The generation of cellular diversity is considered a key factor in the development of cancer. The research of B-cell malignancies provides a unique opportunity to study the origin, regulation, and physiological significance of diversification mechanisms, due to active alterations of the immunoglobulin genes in these cells. These genes provide a distinctive marker common to all of the malignant cells in a single patient, and, in addition, serve as 'molecular clocks' that are associated with specific developmental stages of the B-cell lineage. Moreover, the mechanisms underlining the normal molecular alterations of the immunoglobulin genes may also generate genetic lesions associated with the progression of B-cell malignancies. Analyses of cellular populations of several types of B-cell malignancies revealed remarkable diversity with respect to different properties of the cells, including stages of differentiation, accumulation of mutations, gene expression, and drug resistance. These studies indicate that the diversity of malignant B-cells is generated along two major dimensions. One is aligned with the developmental program of B-cells, where malignant cells of a single clone, but at several distinct differentiation stages, can be found in a single patient. The second dimension of diversity is established by the location of the malignant cells in a specific tissue, or in specialized microenvironmental niches within the tissue. Elements composing the microenvironment, including stromal cells, the extracellular matrix, and soluble factors, regulate the gene expression profile in the malignant cells, and hence affect also their physiology. The involvement of microenvironmental factors in the development of B-cell malignancies may provide novel targeting opportunities for therapy.

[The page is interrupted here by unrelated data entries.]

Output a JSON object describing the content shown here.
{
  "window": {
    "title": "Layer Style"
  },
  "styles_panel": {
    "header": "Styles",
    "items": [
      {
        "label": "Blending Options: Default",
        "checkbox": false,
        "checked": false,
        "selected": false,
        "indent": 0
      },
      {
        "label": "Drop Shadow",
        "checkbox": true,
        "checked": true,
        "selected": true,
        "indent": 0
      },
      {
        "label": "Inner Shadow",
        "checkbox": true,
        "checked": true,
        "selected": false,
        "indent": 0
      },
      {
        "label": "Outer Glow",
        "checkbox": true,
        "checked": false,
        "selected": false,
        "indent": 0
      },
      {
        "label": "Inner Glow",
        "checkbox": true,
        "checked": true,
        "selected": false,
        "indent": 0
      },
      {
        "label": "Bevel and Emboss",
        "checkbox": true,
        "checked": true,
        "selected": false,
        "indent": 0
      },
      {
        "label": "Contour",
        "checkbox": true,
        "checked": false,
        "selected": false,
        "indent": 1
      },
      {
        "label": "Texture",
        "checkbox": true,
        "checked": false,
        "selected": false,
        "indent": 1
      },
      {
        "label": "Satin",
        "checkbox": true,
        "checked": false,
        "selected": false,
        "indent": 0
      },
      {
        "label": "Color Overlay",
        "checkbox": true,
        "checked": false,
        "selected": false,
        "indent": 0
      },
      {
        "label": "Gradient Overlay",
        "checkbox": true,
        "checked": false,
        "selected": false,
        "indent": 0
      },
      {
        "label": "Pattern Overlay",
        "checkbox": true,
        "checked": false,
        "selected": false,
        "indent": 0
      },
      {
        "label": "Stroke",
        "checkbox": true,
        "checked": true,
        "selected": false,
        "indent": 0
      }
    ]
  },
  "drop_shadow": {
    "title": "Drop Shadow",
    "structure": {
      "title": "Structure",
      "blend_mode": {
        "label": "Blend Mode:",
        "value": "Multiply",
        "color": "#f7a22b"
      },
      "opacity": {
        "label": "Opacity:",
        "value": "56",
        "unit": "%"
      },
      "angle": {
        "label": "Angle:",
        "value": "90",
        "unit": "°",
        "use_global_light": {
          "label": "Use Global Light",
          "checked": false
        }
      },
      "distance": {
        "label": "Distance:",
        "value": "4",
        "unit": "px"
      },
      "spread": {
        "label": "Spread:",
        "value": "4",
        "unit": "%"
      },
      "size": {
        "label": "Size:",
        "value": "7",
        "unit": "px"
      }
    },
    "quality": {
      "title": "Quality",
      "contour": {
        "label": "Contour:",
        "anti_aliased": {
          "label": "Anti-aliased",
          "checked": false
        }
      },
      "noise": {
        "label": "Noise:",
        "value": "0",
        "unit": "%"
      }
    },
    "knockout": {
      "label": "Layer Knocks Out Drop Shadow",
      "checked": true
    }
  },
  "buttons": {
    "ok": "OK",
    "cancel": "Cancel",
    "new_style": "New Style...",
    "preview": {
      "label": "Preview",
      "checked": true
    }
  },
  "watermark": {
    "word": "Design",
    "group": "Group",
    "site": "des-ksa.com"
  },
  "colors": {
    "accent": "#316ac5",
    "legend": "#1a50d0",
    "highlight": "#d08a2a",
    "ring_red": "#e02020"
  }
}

Adhesive interactions regulate transcriptional diversity in malignant B cells.

The genetic profiling of B-cell malignancies is rapidly expanding, providing important information on the tumorigenic potential, response to treatment, and clinical outcome of these diseases. However, the relative contributions of inherent gene expression versus microenvironmental effects are poorly understood. The regulation of gene expression programs by means of adhesive interactions was studied here in ARH-77 human malignant B-cell variants, derived from the same cell line by selective adhesion to a fibronectin matrix. The populations included cells that adhere to fibronectin and are highly tumorigenic (designated "type A" cells) and cells that fail to adhere to fibronectin and fail to develop tumors in vivo ("type F" cells). To identify genes directly affected by cell adhesion to fibronectin, type A cells deprived of an adhesive substrate (designated "AF cells") were also examined. Bioinformatic analyses revealed a remarkable correlation between cell adhesion and both B-cell differentiation state and the expression of multiple myeloma (MM)-associated genes. The highly adherent type A cells expressed higher levels of NFkappaB-regulated genes, many of them associated with MM. Moreover, we found that the transcription of several MM-related proto-oncogenes is stimulated by adhesion to fibronectin. In contrast, type F cells, which display poor adhesive and tumorigenic properties, expressed genes associated with higher levels of B-cell differentiation. Our findings indicate that B-cell differentiation, as manifested by gene expression profiles, is attenuated by cell adhesion to fibronectin, leading to upregulation of specific genes known to be associated with the pathogenesis of MM.